Article posted on November 16, 2022
Preventing AED Theft
Unfortunately, many items available and accessible to the public can be stolen or tampered with, and AEDs are no exception. Despite being a critical life-saving device, some individuals still choose to steal these devices. A careful balance needs to be maintained between protection and availability. A well protected device may be harder to access in an emergency, but an easily accessible AED is more easily stolen. Steps can be taken to deter the illegal removal of these devices.
Your device should be labeled as the property of your organization. The simplest way this can be done is with a permanent marker. Ensure all individual parts are labeled by writing on the device itself, and also writing on the battery and pads package. The writing should not interfere with the operation of the device in any way, so make sure it does not cover serial numbers, expiry dates or essential instructions.
If able, repositioning security cameras to cover the AED and surrounding area is certainly a great option. If there are no cameras present, consider the possibility of relocating the AED and storage case. Remember, the AED should be kept in a highly visible and easily accessible area from which the device can be quickly retrieved during a medical emergency. Placing the AED in a highly visible area can also serve as a theft deterrent.

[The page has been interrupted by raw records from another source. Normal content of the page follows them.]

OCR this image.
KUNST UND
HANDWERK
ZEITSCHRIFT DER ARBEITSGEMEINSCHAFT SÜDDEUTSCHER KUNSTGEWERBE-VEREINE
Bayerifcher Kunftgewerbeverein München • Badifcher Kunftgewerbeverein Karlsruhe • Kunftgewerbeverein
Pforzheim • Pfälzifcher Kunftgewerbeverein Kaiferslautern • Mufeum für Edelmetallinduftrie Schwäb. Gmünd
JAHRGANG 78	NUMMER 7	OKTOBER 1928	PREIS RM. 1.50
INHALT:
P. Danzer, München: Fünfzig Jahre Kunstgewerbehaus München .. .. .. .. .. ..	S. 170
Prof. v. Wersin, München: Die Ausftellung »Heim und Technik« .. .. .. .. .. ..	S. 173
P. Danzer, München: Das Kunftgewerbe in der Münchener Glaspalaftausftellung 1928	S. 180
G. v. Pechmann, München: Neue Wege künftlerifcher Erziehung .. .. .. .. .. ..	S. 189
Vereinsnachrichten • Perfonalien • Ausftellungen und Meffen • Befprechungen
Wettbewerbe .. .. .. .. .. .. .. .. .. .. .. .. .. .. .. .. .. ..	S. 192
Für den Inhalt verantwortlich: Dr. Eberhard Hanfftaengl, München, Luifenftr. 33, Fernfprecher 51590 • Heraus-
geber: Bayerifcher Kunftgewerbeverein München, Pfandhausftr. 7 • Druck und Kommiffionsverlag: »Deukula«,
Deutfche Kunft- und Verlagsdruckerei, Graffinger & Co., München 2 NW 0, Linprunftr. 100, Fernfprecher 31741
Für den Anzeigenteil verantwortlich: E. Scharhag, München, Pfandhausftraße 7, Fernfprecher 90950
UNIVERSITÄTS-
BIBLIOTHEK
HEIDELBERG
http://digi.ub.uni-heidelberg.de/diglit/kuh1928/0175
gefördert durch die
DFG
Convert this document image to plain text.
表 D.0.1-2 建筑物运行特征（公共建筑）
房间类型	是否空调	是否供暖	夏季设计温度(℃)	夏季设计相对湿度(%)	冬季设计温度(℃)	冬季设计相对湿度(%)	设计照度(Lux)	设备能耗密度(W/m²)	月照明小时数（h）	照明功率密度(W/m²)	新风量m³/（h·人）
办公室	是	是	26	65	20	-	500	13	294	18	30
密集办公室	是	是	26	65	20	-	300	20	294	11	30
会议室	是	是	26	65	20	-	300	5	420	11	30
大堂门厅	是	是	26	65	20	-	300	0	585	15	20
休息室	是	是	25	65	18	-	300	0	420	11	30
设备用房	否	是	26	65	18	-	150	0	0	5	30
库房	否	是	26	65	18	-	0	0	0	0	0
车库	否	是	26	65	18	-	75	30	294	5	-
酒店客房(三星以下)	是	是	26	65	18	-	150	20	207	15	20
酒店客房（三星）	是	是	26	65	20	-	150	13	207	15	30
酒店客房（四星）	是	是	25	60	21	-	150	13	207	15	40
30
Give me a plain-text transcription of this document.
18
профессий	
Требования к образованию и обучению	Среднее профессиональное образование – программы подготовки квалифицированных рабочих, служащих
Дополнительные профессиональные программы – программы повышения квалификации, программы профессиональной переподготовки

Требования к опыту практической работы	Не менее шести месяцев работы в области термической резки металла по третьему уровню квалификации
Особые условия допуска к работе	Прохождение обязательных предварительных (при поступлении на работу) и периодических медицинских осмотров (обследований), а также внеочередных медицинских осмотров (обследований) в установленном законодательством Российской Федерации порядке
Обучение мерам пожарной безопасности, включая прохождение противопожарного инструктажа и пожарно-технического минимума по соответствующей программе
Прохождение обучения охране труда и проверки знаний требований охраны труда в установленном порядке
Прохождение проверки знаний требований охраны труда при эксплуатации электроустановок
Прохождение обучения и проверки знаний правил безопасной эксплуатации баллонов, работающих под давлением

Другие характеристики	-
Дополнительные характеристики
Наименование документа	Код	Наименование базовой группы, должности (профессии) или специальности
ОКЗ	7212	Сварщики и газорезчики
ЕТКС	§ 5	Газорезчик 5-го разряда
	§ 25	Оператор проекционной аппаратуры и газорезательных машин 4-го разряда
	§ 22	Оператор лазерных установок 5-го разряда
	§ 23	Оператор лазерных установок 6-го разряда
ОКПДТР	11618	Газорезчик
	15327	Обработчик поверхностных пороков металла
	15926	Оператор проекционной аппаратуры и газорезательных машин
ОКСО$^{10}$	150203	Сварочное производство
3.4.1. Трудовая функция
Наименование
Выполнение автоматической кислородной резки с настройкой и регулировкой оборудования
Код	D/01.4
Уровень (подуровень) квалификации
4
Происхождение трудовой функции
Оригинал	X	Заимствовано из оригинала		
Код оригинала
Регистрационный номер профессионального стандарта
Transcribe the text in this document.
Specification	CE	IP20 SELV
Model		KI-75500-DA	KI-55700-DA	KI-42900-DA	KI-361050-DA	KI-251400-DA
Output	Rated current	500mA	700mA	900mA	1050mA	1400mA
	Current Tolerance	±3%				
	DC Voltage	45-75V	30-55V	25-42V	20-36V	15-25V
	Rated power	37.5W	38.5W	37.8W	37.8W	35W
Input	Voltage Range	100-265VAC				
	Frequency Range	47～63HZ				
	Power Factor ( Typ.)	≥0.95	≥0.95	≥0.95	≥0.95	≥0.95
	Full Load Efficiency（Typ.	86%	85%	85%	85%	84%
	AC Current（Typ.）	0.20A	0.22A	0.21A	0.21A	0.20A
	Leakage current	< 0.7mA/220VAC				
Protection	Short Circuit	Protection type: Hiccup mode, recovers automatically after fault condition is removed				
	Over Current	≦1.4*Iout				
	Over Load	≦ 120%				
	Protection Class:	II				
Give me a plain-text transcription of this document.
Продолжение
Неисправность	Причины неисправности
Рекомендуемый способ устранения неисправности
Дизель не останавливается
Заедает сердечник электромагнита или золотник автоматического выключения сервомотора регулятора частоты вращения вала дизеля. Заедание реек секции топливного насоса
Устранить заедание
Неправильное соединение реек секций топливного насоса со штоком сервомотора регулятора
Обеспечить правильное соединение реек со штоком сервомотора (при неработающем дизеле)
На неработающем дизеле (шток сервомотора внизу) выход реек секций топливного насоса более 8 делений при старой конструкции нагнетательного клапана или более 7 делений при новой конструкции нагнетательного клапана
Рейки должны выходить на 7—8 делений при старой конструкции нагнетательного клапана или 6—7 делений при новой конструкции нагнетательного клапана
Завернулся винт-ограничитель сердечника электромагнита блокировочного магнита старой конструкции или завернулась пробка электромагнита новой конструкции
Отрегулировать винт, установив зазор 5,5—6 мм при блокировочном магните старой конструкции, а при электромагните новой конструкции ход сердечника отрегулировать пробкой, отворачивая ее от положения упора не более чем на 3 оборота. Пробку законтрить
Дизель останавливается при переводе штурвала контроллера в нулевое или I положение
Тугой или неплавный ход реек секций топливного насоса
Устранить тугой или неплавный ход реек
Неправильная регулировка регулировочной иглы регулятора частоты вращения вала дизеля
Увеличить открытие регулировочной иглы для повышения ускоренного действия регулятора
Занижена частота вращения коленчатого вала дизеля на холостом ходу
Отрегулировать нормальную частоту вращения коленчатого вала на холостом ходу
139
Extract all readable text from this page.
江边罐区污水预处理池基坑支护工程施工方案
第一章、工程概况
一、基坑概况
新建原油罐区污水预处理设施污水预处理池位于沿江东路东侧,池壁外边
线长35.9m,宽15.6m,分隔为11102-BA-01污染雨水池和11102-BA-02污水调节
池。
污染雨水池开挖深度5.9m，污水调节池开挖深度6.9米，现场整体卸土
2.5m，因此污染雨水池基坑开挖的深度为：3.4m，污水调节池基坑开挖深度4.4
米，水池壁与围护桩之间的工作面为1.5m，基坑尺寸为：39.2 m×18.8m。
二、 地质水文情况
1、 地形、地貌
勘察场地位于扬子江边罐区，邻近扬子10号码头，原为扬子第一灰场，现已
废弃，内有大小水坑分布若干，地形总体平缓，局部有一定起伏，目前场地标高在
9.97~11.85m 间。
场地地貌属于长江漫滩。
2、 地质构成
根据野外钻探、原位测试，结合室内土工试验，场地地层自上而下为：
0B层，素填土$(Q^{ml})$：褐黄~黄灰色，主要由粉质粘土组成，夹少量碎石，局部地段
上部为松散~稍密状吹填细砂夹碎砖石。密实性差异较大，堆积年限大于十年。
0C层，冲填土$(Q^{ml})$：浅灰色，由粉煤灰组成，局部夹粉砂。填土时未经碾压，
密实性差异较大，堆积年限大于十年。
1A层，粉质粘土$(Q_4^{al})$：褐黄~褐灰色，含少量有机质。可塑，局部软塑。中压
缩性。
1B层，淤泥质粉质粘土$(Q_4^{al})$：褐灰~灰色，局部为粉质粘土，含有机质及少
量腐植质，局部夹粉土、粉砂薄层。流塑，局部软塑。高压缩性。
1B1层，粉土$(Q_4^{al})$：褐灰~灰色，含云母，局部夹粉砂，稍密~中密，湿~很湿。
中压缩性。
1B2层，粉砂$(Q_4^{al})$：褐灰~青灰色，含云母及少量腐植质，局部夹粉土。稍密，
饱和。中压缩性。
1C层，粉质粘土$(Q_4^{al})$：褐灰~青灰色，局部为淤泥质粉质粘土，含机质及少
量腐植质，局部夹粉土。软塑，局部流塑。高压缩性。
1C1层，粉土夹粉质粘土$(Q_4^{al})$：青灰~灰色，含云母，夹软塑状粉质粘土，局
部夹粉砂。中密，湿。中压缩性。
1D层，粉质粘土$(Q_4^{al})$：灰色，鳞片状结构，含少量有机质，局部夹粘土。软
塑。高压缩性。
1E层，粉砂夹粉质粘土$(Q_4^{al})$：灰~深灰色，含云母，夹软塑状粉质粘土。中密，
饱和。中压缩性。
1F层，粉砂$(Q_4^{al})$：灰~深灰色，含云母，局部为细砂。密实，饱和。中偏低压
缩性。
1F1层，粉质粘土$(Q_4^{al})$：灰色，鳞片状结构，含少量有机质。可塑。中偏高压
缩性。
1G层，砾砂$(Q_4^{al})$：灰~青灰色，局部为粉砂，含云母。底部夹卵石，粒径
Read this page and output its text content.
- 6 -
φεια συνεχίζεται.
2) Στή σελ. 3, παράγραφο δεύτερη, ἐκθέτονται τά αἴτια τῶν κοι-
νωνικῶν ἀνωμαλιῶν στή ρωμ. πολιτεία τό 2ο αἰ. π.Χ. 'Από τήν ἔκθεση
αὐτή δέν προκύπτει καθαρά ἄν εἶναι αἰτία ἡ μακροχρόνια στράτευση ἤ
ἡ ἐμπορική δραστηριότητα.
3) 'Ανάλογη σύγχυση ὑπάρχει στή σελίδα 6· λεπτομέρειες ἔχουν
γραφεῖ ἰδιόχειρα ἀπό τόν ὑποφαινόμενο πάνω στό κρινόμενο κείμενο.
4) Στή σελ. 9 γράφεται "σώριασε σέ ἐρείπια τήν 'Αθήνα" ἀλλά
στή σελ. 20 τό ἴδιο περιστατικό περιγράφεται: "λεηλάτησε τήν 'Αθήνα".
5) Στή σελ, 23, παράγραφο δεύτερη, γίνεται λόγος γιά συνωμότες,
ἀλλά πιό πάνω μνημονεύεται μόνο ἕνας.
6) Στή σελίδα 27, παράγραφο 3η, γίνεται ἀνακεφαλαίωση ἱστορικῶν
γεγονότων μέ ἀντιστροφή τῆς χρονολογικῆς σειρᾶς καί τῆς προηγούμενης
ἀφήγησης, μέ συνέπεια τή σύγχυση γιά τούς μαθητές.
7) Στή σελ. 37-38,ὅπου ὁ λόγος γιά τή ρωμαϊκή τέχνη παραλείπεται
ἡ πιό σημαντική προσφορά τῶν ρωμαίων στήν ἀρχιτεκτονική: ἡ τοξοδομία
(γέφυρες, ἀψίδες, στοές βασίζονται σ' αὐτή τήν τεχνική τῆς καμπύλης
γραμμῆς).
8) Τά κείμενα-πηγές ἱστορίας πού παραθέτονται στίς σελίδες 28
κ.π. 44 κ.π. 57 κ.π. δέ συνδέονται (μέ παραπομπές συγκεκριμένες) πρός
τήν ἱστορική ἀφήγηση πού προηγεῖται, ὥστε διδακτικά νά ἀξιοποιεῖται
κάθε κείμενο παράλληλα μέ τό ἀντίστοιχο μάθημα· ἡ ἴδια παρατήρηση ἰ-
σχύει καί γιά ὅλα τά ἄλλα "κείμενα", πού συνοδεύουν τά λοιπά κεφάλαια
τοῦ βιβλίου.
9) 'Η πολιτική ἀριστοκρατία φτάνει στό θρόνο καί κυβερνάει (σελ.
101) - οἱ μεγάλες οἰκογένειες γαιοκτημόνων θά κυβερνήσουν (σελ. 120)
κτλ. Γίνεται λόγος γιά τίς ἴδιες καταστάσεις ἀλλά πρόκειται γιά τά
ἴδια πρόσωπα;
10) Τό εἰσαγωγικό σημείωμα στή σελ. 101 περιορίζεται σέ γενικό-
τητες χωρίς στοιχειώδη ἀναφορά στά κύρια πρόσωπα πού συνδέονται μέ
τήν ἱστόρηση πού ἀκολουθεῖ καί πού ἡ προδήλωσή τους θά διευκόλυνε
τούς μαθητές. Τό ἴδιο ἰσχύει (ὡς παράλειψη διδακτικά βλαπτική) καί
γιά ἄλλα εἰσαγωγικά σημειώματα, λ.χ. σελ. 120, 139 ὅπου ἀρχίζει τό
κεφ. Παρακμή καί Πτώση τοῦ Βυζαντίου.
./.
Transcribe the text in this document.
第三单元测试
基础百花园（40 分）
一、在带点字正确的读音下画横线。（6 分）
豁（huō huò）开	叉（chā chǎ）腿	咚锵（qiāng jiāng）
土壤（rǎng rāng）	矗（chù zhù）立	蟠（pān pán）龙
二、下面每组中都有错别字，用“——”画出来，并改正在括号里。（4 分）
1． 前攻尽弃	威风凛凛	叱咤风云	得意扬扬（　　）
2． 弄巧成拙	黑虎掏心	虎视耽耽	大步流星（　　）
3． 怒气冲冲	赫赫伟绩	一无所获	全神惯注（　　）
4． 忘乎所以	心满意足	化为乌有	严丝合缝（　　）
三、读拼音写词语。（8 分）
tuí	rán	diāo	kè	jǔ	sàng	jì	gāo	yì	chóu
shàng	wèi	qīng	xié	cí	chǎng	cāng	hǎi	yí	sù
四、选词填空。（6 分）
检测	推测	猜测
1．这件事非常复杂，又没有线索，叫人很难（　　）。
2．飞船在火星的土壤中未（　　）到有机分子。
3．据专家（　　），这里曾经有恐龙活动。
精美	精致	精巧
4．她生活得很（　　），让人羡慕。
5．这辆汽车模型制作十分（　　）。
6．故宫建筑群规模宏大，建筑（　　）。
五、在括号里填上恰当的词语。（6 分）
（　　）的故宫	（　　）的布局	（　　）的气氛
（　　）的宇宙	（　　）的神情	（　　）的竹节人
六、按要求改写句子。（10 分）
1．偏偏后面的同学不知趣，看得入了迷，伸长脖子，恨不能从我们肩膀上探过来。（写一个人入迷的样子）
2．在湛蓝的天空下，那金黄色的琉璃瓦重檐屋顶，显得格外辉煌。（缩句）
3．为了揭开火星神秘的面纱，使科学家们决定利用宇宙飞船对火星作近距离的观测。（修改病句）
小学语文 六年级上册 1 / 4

Alarmed cabinets are highly beneficial in protecting AEDs from theft. These cabinets typically have an alarm, as well as flashing lights, all of which will be set off when the cabinet door is opened. Cabinets should not be locked, as this would impede access during an emergency. There are many advanced types of cases on the market now, which include temperature control, a variety of alarm options, built in cameras and 24/7 alarm company surveillance. Cabinet add-ons may be purchased, such as additional flashing lights that can be placed in a higher, more visible location.
Check your AEDs daily. A full device inspection does not need to be completed daily, but a quick visual inspection should be done frequently. This is simply to verify that the AED is still in place and has not been stolen or tampered with.
Should your AED be stolen or missing, immediately report it to police. Include information such as make/model, serial number, location and approximate time of the theft, and surveillance footage, if available. If your AED is registered with the Heart-Safe database, report the occurrence to our program as well.